Actually, Agnes, I've worked with a young person following a devastating insult to the brain which left him "locked in" and physically disabled. He had initial input but very little follow up once he was medically stable. If it weren't for a particular professional fighting very hard to get him additional therapeutic support in a language unit (despite not "fitting the criteria"
) he would have been discharged 6 months post-injury.
In general, attitudes to disability are shocking in our society. Why else would so many schools make TAs (often with minimal qualifications and training) responsible for the education of the most vulnerable? It's not just about the system. Disabled people of all ages and abilities come pretty far down the list of just about everybody but those who a) have a disability or b) care for people with disabilities. And yes, work with people who have disabilities too.
Sometimes, trying to find solutions to the problems faced by my clients just leaves my brain in a total fuzz. I wish there really were a straightforward, clear-cut, one size fits all answer but as yet, I don't think there is. Professionals are the least of the problem, in some ways.

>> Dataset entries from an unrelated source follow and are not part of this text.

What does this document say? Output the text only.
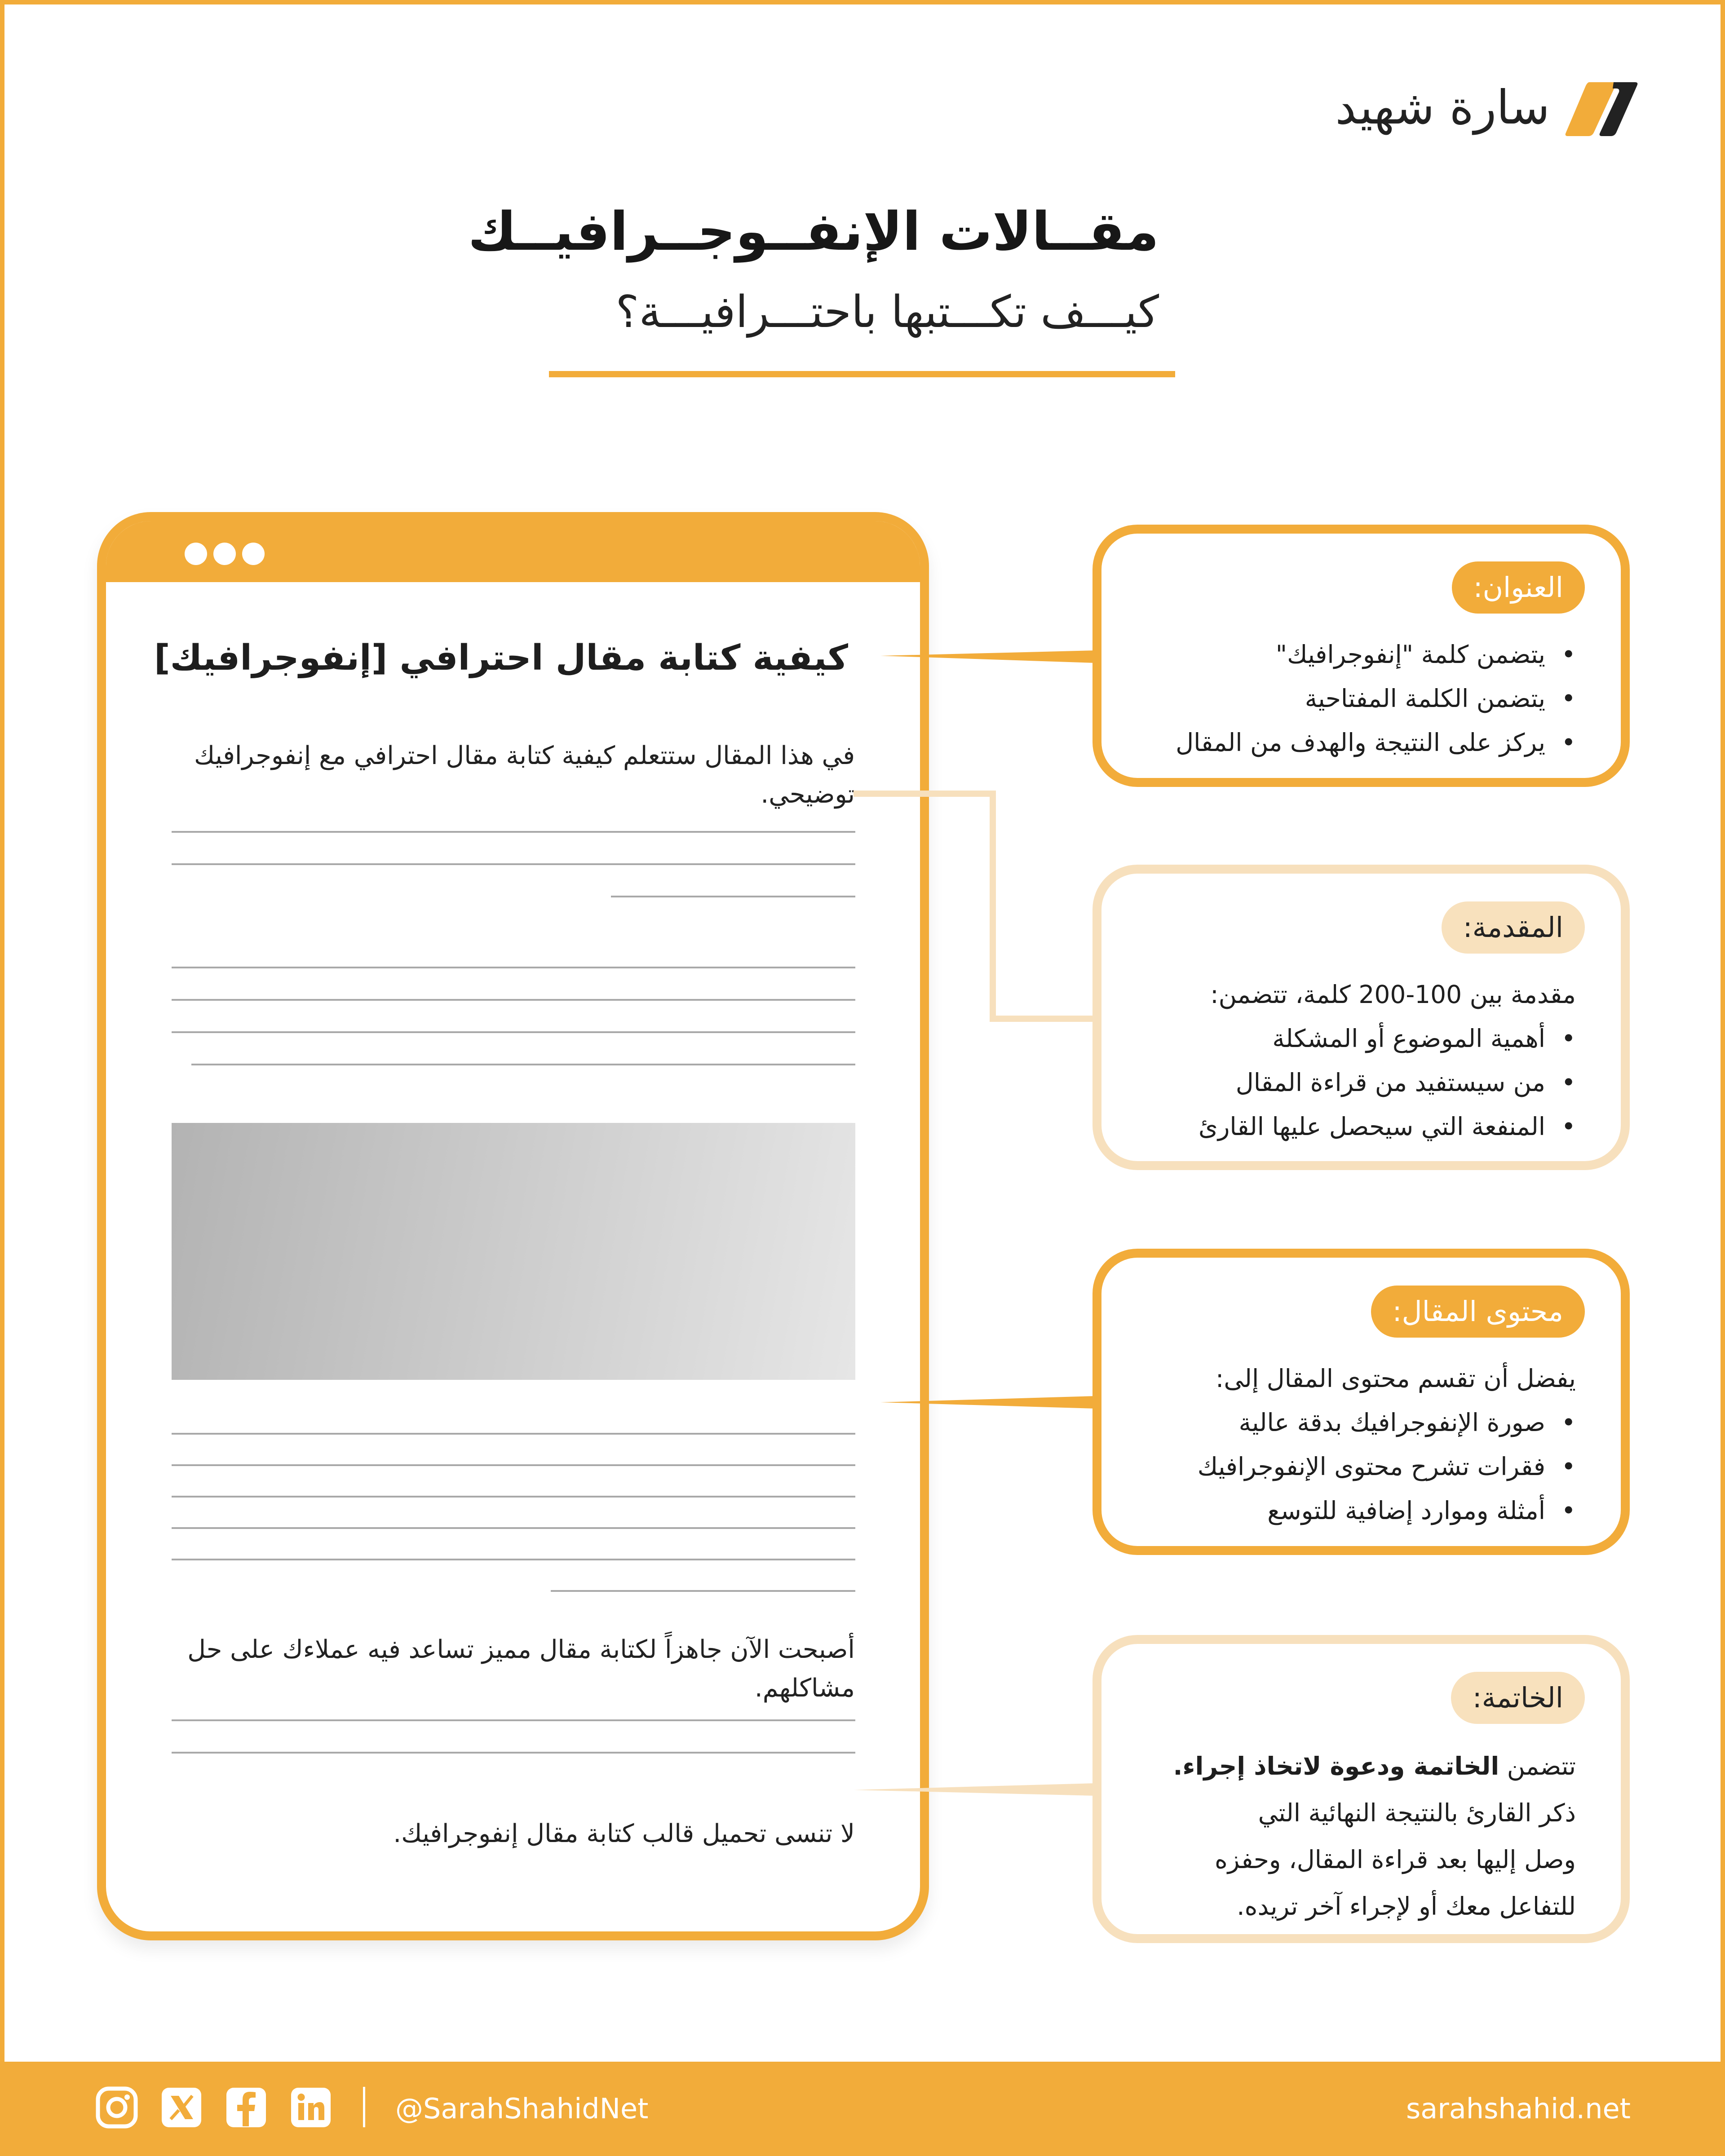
سارة شهيد
مقــالات الإنفــوجــرافيــك
كيـــف تكـــتبها باحتـــرافيـــة؟
كيفية كتابة مقال احترافي [إنفوجرافيك]
في هذا المقال ستتعلم كيفية كتابة مقال احترافي مع إنفوجرافيك توضيحي.
أصبحت الآن جاهزاً لكتابة مقال مميز تساعد فيه عملاءك على حل مشاكلهم.
لا تنسى تحميل قالب كتابة مقال إنفوجرافيك.
العنوان:
• يتضمن كلمة "إنفوجرافيك"
• يتضمن الكلمة المفتاحية
• يركز على النتيجة والهدف من المقال
المقدمة:
مقدمة بين 100-200 كلمة، تتضمن:
• أهمية الموضوع أو المشكلة
• من سيستفيد من قراءة المقال
• المنفعة التي سيحصل عليها القارئ
محتوى المقال:
يفضل أن تقسم محتوى المقال إلى:
• صورة الإنفوجرافيك بدقة عالية
• فقرات تشرح محتوى الإنفوجرافيك
• أمثلة وموارد إضافية للتوسع
الخاتمة:
تتضمن الخاتمة ودعوة لاتخاذ إجراء.
ذكر القارئ بالنتيجة النهائية التي
وصل إليها بعد قراءة المقال، وحفزه
للتفاعل معك أو لإجراء آخر تريده.
@SarahShahidNet	sarahshahid.net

The curriculum is not very functional for many, not just children and young people with SEN. Employers are inflexible and intolerant of disability. So are most customer-facing staff.
Teachers are part of society too. Some of them are just as intolerant and stupid when it comes to disability. And many of those who really want to help just don't know how to bridge the gap between Johnny (who they were trained to teach, who is achieving at age expected levels) and Sam, who when asked to write an essay on how the breakup of the Ottoman empire led to the Kurdish question in Turkish Politics writes: "they have sheeps".
You know what, I don't know either.
Sometimes it's just hard to work out what to do next. Sam (not his real name, of course!) is now working on extending his sentences and stringing them together in a narrative and talking about his learning instead of being left to write random, unrelated facts that lock him in at the lowest possible level of learning. But is it ideal? Not a hope. Sam and all the other Sams out there deserve more than to be coralled into a classroom and babysat while others develop their knowledge. He deserves an appropriate, individualised curriculum. But sitting in his class, seeing a teacher whose teaching is highly appropriate for 18 out of 24 kids, and seeing that Sam is surrounded by five others on his table with significant but differing learning needs.. it's not always easy to see the solution.
Data? Hmmm. Not sure. I could take time to plan to take fantastic data on his ability to extend his sentences and train the staff to track his progress etc etc but right now, I'd really be happy with his 13 teachers grasping in a sustained way that they need to develop him vs just pitch work at where he is now. I'd be happy with the 5 support staff working with him using some basic, solid strategies to extend his sentences with support in a lesson. I'd like to see him actually have a cat's chance in hell of participating in some sort of meaningful way.
I used to write "programmes". They are a joke. A total and utter joke. To make even the slightest bit of difference to classroom practice in any sort of sustainable way you need to be in there, getting your hands mucky, week in and week out. You need relationships. You need to know the child and the curriculum and how to make one suit the other (preferably working in both directions at once, but there is rarely time).
People say to me as I graft away to get these kids to access the shoddy curriculum: "but what's the point in a student learning about pathogens?. Well, what's the point of any curriculum? It's as much about transmitting a particular set of data/knowledge that are prioritised by a society at any one point in time as anything else. That vocabulary is the key to qualifications which are the key to jobs which are the key to participating in society. The current mainstream curriculum excludes and marginalises people with disability and people who are poor. Kids who don't get it first time are given "differentiated" curricula which keep them at the level they came in on because the curriculum itself is just so hard to adapt that many teachers can't manage. The teachers in one of my schools have tried all sorts to support their students to talk, to explain, to justify.. but they feel ill-equipped.
So, my name is working9while5 and I go to meetings. I observe students in class. I write reports for the LEA. I justify what I do in terms of "speaking and listening levels" and "progression". I waste a lot of time jumping through bureacratic hoops because I have to. I have forgotten to write reports. I sometimes say I will do things and don't. I make too many phonecalls and often not at the right times. And I am often stumped when it comes to solving the problems that I see my students face. Yet I trudge on. I do what I do because I believe these kids deserve a voice. I believe it passionately. I don't know, 100%, how to give it to them yet. One day?